My blood was now running into the bombsight's optics where it instantly froze due to the sub-zero temperature in the aircraft. This obliterated my view of the target. I pulled out my handkerchief and wiped the frozen blood out of the optics. The pain was getting worse but all my previous training paid off--I was able to shove the pain out of my mind to get the job done. The seriousness of that moment had me focused on my job. I knew all the while that the success of the whole mission, not to mention the safety of the 279 other men's lives behind me, were at stake.

Bombs Falling On the Airdrome

The Return Trip

Until I gave the "Bombs Away!" signal to the pilot, I was not physically aware that I had been wounded in other places: my left hand and leg. After leaving the target area, Paul Moore administered first aid from a kit we had in the nose of the aircraft. The blast of cold air from the hole (which was located in the lower 1/3 of the nose of the aircraft) was intense. We at first couldn't find anything suitable enough to cover the hole with. Then, we elected to cover the hole with the bombsight cover, which was made from a heavy canvas. I sat in the bombardier's chair, pressing the bombsight cover up against the hole with my right foot. After a time, Paul Moore and I swapped places and he held the cover in place. We rotated this chore back and forth until about four hours later, when we arrived back at our base at Celone Airfield in Foggia, Italy.

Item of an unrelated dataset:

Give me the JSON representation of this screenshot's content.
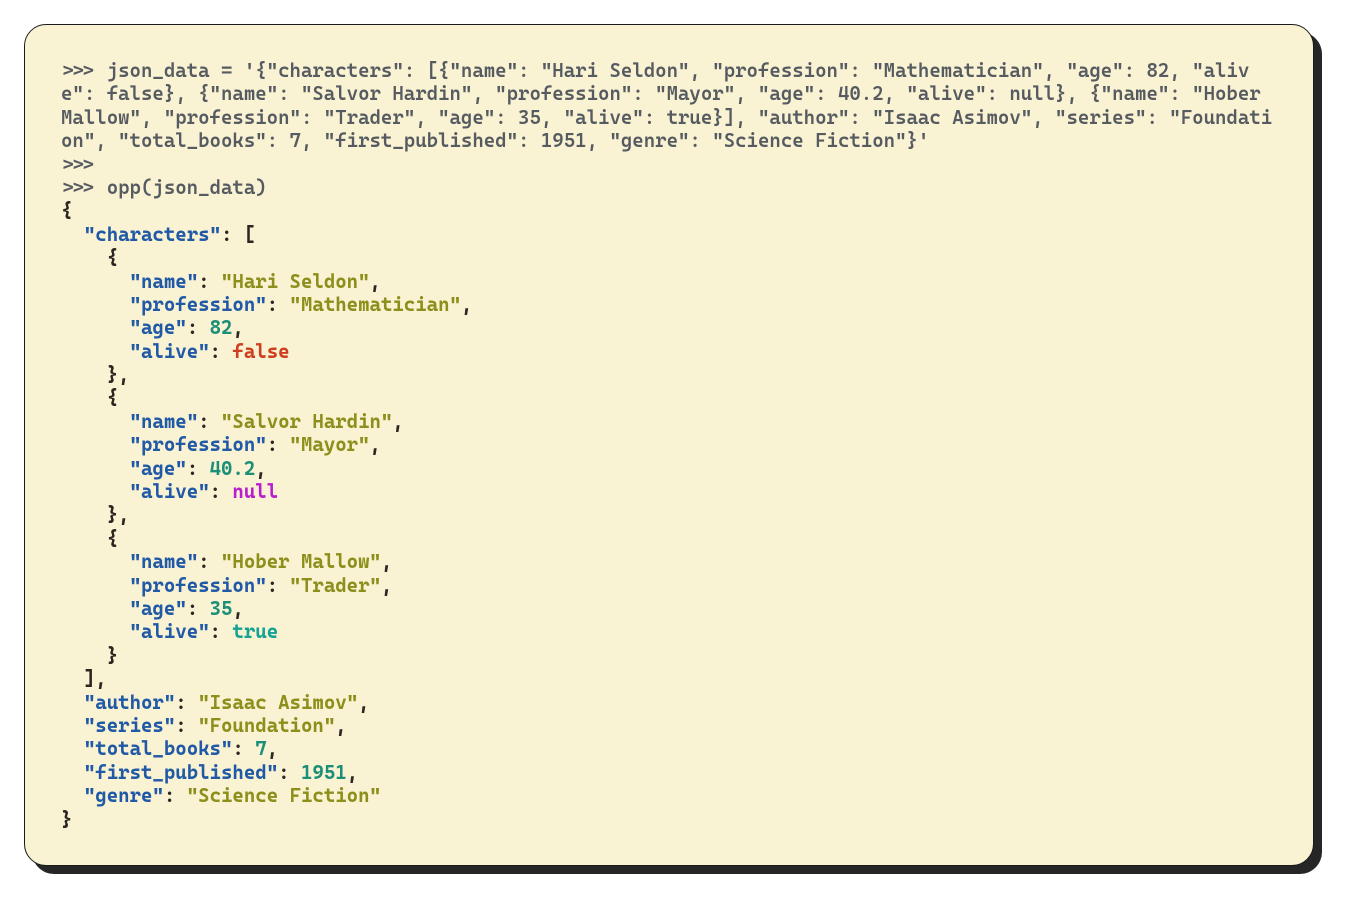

I was taken to the Dispensary and treated for my wounds. Upon examining my neck, it was determined that had the shrapnel struck just 1/16 of an inch to the left, it would have cut my Jugular vein and I would certainly have bled to death. The shrapnel was left where it was and is in my neck to this day.

On the day of that mission, I received my second Purple Heart, and was promoted from 2nd to 1st Lieutenant. I flew another 20 missions after that incident and was rotated to the States in August, 1944, completing my combat tour. It wasn't until the early 1980s that I learned from one of my squadron officers, while at the annual 463rd Bomb Group reunion, that he had seen orders with my name on it awarding me with the Distinguished Flying Cross for that mission. An airman at Hill Air Force Base in Ogden, Utah, spent some time looking for the Citation and eventually found it in a military records storage depot in St. Louis, Missouri. Apparently I had rotated to the States so soon after the completion of my combat tour that the Citation never caught up with me until many years later, when I searched through channels to find it.